IE 373LR – Optimization in Deterministic Systems: Techniques, Methods, and Applications
Introduction
- Definition of optimization in deterministic systems
- Importance of optimization in deterministic systems
- Overview of IE 373LR course
Optimization Techniques in Deterministic Systems
Linear Programming
- Introduction to linear programming
- Formulation of linear programming problems
- Simplex method and its variants
- Duality theory
- Sensitivity analysis
Nonlinear Programming
- Introduction to nonlinear programming
- Unconstrained optimization
- Constrained optimization
- Gradient-based methods
- Penalty and barrier methods
- Karush-Kuhn-Tucker (KKT) conditions
Integer Programming
- Introduction to integer programming
- Formulation of integer programming problems
- Branch and bound method
- Cutting plane method
- Branch and cut method
- Mixed-integer programming
Dynamic Programming
- Introduction to dynamic programming
- Bellman’s principle of optimality
- Applications of dynamic programming
- Finite horizon problems
- Infinite horizon problems
- Approximate dynamic programming
Convex Optimization
- Introduction to convex optimization
- Convex sets and functions
- Convex optimization problems
- Duality in convex optimization
- Applications of convex optimization
Applications of Optimization in Deterministic Systems
Supply Chain Management
- Inventory control
- Production planning
- Distribution network design
- Transportation planning
- Facility location
Operations Management
- Process design and control
- Capacity planning
- Quality control
- Project management
- Scheduling
Finance
- Portfolio optimization
- Option pricing
- Risk management
- Credit scoring
- Algorithmic trading
Engineering
- Design optimization
- Control system design
- Signal processing
- Robotics
- Aerospace engineering
Conclusion
- Recap of IE 373LR course
- Importance of optimization in deterministic systems
- Future research directions
FAQs
- What is optimization in deterministic systems?

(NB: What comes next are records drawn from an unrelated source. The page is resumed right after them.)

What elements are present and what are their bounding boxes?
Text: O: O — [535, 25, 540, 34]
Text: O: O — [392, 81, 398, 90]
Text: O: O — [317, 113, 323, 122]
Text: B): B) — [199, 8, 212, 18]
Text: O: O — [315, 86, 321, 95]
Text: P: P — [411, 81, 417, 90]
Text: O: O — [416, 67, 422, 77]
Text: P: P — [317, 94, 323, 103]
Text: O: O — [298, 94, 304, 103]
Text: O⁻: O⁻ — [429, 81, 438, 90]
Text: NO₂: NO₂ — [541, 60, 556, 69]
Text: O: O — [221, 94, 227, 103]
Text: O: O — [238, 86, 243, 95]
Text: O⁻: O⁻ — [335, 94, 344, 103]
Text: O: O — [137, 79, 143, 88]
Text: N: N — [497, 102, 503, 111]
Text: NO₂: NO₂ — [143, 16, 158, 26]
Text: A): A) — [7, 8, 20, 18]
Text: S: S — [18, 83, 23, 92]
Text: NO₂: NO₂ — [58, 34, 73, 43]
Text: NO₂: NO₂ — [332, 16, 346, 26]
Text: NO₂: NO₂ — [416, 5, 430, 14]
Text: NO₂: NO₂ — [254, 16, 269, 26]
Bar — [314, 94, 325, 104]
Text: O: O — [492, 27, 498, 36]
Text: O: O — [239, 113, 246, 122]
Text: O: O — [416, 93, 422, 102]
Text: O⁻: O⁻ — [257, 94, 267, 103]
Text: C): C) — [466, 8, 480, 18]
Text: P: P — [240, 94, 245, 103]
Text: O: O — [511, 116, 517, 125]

- Optimization in deterministic systems is the process of finding the best solution to a problem subject to a set of constraints and a given objective function.
- What are the most common optimization techniques used in deterministic systems?
- The most common optimization techniques used in deterministic systems are linear programming, nonlinear programming, integer programming, dynamic programming, and convex optimization.
- What are some real-world applications of optimization in deterministic systems?
- Some real-world applications of optimization in deterministic systems are supply chain management, operations management, finance, and engineering.
- How does optimization help in supply chain management?
- Optimization helps in supply chain management by optimizing inventory control, production planning, distribution network design, transportation planning, and facility location.
- What are some future research directions in optimization in deterministic systems?
- Some future research directions in optimization in deterministic systems are multi-objective optimization, robust optimization, stochastic optimization, and machine learning-based optimization.